Esprime “soddisfazione” per il rilascio anche la Federazione nazionale della Stampa italiana. Ma il silenzio è complice sui 141 giornalisti uccisi a Gaza
“Il giornalismo, ci teniamo a ribadirlo, non è mai un crimine”, ha affermato la segretaria generale Alessandra Costante. “Siamo in attesa – aggiunge – di poterla abbracciare e siamo felici perché, dopo 20 giorni, si è conclusa una vicenda che ha tenuto con il fiato sospeso l’Italia, ma soprattutto la famiglia di Cecilia“. L’ong Reporters Sans Frontières parla di “immenso sollievo“, e chiede la liberazione anche degli altri “25 giornalisti ancora detenuti nelle carceri iraniane“.
La reporter italiana andava salvata senza se e senza ma, però chi oggi grida il suo nome non ha fatto un plissè per i colleghi sterminati nella Striscia. I giornalisti non sono invisi solo nei Paesi retti da regimi marcatamente autoritari. I giornalisti, quelli davvero indipendenti, sono testimoni scomodi, da neutralizzare, anche in Paesi che la nostrana stampa mainstream continua a narrare come l’”unica democrazia in Medio Oriente”, cioè Israele.

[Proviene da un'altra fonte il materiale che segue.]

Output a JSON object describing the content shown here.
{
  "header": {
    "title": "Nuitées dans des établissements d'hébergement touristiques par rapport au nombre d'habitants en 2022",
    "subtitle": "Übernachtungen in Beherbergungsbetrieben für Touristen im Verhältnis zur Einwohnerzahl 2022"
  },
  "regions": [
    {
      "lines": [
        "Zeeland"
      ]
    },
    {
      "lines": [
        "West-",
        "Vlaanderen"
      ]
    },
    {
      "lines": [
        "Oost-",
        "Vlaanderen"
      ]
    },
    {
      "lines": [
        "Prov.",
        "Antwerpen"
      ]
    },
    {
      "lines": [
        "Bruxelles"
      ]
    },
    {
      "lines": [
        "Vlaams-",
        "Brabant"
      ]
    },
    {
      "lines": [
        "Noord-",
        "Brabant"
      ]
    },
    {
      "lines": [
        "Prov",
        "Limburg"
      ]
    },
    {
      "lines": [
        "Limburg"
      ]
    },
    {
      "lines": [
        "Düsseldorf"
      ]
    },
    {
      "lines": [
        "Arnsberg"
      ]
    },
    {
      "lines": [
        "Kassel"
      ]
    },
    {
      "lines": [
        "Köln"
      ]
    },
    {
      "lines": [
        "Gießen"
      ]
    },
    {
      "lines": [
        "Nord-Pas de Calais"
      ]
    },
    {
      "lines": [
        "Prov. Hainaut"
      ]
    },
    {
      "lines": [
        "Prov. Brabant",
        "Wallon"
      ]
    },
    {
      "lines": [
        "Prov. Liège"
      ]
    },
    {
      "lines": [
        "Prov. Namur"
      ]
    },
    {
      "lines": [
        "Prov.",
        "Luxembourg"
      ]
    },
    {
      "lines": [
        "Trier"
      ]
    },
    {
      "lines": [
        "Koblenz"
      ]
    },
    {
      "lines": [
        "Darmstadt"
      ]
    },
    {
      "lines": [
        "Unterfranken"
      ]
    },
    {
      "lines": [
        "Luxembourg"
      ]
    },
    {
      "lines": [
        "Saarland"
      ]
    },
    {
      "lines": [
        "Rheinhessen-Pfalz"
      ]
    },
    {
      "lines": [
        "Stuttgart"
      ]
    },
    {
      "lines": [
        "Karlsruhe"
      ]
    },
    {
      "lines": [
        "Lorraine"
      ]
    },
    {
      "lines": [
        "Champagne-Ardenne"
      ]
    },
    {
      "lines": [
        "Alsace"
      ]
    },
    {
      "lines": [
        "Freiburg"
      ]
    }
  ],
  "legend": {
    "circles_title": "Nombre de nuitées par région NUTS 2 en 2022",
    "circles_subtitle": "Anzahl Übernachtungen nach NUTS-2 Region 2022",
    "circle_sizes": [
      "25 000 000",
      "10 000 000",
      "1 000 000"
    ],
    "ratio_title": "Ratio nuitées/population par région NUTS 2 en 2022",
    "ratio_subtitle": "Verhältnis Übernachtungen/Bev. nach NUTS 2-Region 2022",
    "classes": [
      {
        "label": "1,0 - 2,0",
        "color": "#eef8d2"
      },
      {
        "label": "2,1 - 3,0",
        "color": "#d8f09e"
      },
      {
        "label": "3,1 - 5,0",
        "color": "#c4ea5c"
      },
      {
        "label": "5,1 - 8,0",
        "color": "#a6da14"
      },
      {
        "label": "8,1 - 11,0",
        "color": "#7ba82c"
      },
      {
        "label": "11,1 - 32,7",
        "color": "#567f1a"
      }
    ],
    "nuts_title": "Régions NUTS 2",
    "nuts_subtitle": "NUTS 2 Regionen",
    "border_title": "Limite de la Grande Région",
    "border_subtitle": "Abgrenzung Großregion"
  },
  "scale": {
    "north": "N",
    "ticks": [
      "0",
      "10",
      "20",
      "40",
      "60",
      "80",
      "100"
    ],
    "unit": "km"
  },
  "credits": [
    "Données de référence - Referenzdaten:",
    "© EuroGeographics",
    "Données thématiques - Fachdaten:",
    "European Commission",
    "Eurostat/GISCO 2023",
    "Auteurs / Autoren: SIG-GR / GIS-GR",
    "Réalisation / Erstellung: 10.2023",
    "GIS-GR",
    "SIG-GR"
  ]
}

Mai, come in questo conflitto, rimarca Daniele Mastrogiacomo per Professione Reporter, sono morti tanti giornalisti. Nemmeno durante i due conflitti mondiali. “Da quando è iniziata la guerra a Gaza”, conferma Carlos Martinez de la Serna, direttore del Programma Cpi, “i nostri colleghi hanno pagato il prezzo più alto, la vita, per i loro reportage. Senza protezione, equipaggiamento, presenza internazionale, comunicazioni, cibo e acqua, continuano a svolgere il loro lavoro cruciale per dire al mondo la verità”.

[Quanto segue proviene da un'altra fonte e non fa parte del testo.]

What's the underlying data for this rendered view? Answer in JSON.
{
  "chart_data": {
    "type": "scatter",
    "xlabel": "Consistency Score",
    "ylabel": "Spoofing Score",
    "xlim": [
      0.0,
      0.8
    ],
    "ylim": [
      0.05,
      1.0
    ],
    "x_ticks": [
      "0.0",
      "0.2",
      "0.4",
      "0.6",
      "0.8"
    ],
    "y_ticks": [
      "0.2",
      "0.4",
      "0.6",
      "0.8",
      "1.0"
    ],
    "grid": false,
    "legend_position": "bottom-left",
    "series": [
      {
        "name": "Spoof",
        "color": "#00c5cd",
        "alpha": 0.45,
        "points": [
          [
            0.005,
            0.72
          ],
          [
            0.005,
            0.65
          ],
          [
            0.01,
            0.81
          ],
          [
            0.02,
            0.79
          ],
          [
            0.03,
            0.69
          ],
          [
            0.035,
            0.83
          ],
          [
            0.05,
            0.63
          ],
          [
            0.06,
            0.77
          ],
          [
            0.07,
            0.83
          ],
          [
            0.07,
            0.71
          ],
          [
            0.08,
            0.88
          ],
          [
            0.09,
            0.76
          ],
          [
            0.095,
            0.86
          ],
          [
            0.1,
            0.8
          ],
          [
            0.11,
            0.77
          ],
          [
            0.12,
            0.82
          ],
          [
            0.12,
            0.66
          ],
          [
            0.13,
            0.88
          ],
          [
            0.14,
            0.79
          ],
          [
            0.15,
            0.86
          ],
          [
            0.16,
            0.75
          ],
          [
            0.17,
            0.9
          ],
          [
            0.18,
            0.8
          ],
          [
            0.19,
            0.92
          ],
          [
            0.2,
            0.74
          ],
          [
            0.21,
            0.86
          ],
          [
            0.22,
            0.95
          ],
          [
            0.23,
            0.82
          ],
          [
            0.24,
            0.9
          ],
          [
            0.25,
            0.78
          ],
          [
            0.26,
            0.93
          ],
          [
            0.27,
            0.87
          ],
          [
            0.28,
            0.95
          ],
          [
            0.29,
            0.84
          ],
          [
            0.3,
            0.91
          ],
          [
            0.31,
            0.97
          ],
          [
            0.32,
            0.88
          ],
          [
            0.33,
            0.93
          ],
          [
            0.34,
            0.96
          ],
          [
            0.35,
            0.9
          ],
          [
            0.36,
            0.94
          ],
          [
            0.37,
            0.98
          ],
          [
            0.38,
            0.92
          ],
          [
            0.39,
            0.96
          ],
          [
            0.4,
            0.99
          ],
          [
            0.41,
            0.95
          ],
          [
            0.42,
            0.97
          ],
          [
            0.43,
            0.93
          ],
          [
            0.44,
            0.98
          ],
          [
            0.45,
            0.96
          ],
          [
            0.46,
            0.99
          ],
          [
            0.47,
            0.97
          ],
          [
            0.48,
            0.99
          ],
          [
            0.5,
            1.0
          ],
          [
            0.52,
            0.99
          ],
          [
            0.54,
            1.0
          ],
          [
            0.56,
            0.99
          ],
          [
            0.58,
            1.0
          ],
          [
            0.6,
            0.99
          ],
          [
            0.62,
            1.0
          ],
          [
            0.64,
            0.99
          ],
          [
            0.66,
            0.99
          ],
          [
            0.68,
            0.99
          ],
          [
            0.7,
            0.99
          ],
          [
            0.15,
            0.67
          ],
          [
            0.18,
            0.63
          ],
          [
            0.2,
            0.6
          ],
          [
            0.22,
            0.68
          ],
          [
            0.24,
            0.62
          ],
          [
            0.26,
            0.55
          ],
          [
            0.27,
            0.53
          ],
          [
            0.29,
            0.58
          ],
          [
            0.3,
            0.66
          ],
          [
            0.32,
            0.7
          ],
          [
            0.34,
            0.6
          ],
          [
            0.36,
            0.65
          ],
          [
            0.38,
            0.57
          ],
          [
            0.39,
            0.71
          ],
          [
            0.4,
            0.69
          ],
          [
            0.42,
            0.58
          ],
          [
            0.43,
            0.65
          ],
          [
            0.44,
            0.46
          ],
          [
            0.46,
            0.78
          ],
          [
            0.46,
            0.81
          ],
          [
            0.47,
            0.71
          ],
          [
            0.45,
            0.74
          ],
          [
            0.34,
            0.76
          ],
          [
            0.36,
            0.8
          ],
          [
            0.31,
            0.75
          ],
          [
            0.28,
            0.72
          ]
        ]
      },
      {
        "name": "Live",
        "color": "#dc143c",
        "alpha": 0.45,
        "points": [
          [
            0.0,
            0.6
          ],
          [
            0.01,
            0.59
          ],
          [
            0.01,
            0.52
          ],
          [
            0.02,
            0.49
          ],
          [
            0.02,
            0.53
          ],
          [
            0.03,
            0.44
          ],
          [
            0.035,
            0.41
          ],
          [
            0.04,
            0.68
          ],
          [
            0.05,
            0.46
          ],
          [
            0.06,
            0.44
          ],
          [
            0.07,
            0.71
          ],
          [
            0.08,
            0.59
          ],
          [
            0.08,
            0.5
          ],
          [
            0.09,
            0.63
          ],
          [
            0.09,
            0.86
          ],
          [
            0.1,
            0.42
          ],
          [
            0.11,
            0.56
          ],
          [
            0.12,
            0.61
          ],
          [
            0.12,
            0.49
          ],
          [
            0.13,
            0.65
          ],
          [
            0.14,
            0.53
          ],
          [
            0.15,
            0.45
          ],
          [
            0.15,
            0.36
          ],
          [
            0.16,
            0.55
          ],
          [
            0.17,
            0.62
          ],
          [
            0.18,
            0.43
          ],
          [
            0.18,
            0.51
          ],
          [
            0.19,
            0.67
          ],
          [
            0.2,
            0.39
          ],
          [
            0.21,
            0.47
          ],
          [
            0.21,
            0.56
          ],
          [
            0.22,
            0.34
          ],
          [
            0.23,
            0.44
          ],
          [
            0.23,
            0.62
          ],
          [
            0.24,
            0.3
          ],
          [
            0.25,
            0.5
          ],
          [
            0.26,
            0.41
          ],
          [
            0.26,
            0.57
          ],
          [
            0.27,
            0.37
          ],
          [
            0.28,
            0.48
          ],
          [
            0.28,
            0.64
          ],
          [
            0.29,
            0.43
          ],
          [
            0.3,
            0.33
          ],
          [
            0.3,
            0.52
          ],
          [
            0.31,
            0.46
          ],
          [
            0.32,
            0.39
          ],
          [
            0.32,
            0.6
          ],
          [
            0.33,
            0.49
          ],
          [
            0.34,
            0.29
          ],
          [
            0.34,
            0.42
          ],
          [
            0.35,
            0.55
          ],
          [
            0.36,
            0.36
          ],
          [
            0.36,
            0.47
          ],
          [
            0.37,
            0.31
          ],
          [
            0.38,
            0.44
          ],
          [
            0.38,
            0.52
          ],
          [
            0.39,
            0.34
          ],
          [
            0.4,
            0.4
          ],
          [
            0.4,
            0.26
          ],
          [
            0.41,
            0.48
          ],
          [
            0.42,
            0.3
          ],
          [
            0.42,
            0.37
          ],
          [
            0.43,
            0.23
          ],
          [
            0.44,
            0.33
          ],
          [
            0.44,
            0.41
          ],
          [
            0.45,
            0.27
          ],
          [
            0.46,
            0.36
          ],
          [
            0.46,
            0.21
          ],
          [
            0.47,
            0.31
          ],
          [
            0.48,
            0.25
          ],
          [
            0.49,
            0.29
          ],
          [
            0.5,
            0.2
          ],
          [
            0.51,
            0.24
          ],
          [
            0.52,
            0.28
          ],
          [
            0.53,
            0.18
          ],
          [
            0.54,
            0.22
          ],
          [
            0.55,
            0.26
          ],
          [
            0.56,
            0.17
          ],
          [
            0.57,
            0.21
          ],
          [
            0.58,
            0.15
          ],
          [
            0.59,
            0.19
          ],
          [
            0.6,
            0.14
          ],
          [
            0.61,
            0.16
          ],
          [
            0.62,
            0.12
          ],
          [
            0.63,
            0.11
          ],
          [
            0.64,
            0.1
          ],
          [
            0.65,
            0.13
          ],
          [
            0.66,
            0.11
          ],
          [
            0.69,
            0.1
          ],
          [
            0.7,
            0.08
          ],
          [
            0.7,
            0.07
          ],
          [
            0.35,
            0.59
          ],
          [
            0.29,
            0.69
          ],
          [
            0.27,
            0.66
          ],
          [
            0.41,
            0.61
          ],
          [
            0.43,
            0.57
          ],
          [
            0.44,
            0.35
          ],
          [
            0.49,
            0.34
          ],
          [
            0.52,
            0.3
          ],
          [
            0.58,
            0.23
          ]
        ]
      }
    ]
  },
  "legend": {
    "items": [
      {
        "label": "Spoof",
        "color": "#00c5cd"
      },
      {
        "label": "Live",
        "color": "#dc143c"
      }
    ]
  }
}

Mai, come accade a Gaza, è stato vietato l’ingresso alla stampa internazionale, che dal 7 ottobre 2023, giorno della strage di Hamas nei kibbutz del sud di Israele, ancora oggi è costretta ad affidarsi alle notizie fornite dai colleghi che si trovano all’interno della Striscia.
Un divieto imposto da Israele, su un territorio che non è il suo, sulla base di criteri di sicurezza che servono a tenere all’oscuro il mondo su quanto accade.